OITO: A repressão à consciência crítica

São graves as ocorrências de perseguição, criminalização e repressão à consciência crítica em nossos dias. Essas ações tem sido empreendidas por agentes públicos, os quais, cegos para a necessidade de autocrítica, mobilizam o aparato repressivo do Estado para fazerem calar todos aqueles que ainda se indignam e clamam por um pouco de lucidez.

Toda a investida truculenta contra nossas comunidades acadêmicas, jornalistas, juízes, formadores de opinião e demais sujeitos sociais que tentam entabular a avaliação crítica do capitalismo e do Estado que se faz servil ao capital só reforçam o quanto o tal pensamento único cresce e se volta contra nós como se tudo pudesse sobre nossa vida e nossa morte.

NOVE: O expurgo dos quadros

Por conta disso tudo, não importa se um quadro do partido, do sindicato ou de entidades análogas tenham histórico de luta em favor de causas sociais dignas; desde que ele se torne incômodo para quem ocupe o poder, para o partido, o sindicato ou para o gestor público, ele precisa ser expurgado imediatamente.

Querer sempre mais dos mesmos iguais é uma medida política a que estamos assistindo, o que, de resto, empobrece o debate político, a vida política e a ação política em nossa sociedade. Desse modo, incapazes de fazerem a autocrítica, governantes, gestores e administradores daquilo que deveria se inscrever na lista do bem comum terminam perdendo o fio da meada de suas ações, abrindo mão do sentido histórico de seus quefazeres e da razão social de ser de si próprios, das instituições de que fazem parte e até do Estado a que deveriam servir.

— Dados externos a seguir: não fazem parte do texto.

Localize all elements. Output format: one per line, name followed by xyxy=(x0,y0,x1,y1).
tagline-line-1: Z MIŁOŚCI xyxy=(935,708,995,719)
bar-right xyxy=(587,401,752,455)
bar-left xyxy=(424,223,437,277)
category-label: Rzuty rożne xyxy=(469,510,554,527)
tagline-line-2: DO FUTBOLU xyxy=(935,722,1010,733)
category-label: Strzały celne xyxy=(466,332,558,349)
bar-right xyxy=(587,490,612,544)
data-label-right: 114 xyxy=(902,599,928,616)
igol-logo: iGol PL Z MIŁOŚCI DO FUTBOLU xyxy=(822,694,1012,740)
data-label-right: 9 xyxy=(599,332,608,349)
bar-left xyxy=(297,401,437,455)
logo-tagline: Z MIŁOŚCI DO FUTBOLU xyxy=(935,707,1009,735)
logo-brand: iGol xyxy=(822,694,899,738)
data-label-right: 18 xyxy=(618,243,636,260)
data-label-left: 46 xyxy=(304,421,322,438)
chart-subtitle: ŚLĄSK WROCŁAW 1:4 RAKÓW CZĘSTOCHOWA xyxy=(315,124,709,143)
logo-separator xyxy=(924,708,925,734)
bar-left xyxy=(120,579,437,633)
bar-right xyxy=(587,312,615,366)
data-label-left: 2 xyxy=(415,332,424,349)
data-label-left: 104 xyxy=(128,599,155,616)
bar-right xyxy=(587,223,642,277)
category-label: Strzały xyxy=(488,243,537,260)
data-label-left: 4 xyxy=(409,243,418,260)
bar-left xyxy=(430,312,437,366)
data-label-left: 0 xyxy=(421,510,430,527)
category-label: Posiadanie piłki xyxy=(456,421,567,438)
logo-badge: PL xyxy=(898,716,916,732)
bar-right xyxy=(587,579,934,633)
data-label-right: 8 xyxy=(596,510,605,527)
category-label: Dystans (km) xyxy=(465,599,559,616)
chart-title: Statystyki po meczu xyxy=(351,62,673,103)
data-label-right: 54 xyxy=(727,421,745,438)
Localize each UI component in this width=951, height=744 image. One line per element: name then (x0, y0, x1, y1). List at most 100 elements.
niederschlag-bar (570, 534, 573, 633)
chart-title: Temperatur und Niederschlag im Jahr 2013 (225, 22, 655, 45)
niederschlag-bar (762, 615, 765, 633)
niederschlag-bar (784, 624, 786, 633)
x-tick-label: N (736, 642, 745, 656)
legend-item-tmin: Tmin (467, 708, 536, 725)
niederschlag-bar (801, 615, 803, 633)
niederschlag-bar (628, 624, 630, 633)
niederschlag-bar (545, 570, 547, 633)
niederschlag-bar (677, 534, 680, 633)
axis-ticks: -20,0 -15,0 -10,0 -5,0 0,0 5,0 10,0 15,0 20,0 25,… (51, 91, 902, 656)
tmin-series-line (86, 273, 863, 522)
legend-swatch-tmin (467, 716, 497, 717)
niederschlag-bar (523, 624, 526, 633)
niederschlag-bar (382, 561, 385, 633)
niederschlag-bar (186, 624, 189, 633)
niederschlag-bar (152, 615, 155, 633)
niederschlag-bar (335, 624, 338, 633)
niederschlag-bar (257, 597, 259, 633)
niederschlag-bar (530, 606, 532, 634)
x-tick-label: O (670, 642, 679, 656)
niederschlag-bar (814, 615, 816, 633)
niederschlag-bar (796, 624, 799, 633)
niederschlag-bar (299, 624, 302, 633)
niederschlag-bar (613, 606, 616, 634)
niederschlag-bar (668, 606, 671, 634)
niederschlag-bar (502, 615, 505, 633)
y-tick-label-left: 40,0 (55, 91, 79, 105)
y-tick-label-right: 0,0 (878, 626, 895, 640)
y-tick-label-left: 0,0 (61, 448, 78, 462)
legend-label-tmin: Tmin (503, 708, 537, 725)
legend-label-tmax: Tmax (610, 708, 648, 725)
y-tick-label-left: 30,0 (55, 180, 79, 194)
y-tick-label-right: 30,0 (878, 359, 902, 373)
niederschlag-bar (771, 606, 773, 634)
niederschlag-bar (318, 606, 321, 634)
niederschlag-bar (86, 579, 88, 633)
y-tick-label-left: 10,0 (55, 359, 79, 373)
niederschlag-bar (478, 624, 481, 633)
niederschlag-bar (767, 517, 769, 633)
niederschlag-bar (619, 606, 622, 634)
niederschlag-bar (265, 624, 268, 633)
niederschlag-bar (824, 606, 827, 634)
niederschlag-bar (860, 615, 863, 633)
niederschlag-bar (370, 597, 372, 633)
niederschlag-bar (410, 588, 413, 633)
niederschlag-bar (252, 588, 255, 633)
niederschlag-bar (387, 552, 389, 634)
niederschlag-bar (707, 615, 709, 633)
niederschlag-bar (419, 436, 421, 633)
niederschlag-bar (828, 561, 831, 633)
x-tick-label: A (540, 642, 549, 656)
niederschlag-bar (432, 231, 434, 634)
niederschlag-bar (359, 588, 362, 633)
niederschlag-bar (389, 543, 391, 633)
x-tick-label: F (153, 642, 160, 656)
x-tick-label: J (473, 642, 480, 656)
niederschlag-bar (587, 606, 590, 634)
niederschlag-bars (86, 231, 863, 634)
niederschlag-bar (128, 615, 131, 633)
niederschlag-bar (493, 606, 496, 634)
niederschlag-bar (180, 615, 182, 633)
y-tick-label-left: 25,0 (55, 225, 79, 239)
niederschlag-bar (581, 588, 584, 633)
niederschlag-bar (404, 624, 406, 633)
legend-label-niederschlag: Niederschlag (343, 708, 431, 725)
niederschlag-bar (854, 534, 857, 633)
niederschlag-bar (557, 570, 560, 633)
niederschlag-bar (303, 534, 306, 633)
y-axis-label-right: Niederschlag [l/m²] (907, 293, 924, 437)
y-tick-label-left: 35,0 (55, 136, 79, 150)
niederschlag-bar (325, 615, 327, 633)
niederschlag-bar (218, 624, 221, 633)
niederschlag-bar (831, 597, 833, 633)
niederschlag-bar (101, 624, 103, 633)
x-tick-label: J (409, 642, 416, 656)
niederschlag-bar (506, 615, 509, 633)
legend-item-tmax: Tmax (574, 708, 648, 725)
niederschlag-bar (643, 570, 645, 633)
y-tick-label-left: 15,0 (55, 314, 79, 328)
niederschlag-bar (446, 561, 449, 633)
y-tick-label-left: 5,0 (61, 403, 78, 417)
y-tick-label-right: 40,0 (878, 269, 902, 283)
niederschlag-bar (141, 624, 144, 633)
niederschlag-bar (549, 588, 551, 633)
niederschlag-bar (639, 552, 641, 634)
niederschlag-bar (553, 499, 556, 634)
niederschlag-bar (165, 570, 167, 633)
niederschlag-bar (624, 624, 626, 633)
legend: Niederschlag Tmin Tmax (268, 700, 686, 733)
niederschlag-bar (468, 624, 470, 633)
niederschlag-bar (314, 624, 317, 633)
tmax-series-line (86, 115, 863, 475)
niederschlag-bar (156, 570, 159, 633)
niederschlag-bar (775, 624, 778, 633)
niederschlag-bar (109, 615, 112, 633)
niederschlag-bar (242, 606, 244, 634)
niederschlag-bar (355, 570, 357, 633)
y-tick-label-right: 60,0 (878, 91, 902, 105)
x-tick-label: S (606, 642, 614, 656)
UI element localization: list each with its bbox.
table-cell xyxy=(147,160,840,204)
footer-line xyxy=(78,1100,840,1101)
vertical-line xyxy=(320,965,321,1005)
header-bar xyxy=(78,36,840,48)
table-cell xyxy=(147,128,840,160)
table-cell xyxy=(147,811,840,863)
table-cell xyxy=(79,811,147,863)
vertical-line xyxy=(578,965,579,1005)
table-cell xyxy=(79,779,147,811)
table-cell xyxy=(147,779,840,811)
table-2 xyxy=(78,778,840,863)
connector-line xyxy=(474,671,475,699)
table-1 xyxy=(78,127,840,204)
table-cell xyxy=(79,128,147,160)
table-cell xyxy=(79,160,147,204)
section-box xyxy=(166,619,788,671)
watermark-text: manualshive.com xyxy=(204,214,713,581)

DEZ: A urgência de um novo engajamento

Todo esse cenário, esses sujeitos e o jogo de forças que mobilizam nos dão um panorama preocupante, demasiadamente grave. Uma nova forma de engajamento social se torna urgente. A carência de novos atores e sujeitos torna-se dramática. Nunca a urgência de uma reinvenção de nossa ação política se fez tão premente.

Conforta-nos saber que o ser humano pode ser o protagonista desse processo, consertar o que de errado está a fazer e criar o novo para que a vida, e não a morte, possa ter a primazia, se fortalecer e prosperar. Que um novo movimento social possa nascer para nos mostrar que tudo isso não é sonho, delírio ou inócua utopia. Mas... como? Com que forças? Com quem? Onde? Quando? Por quem?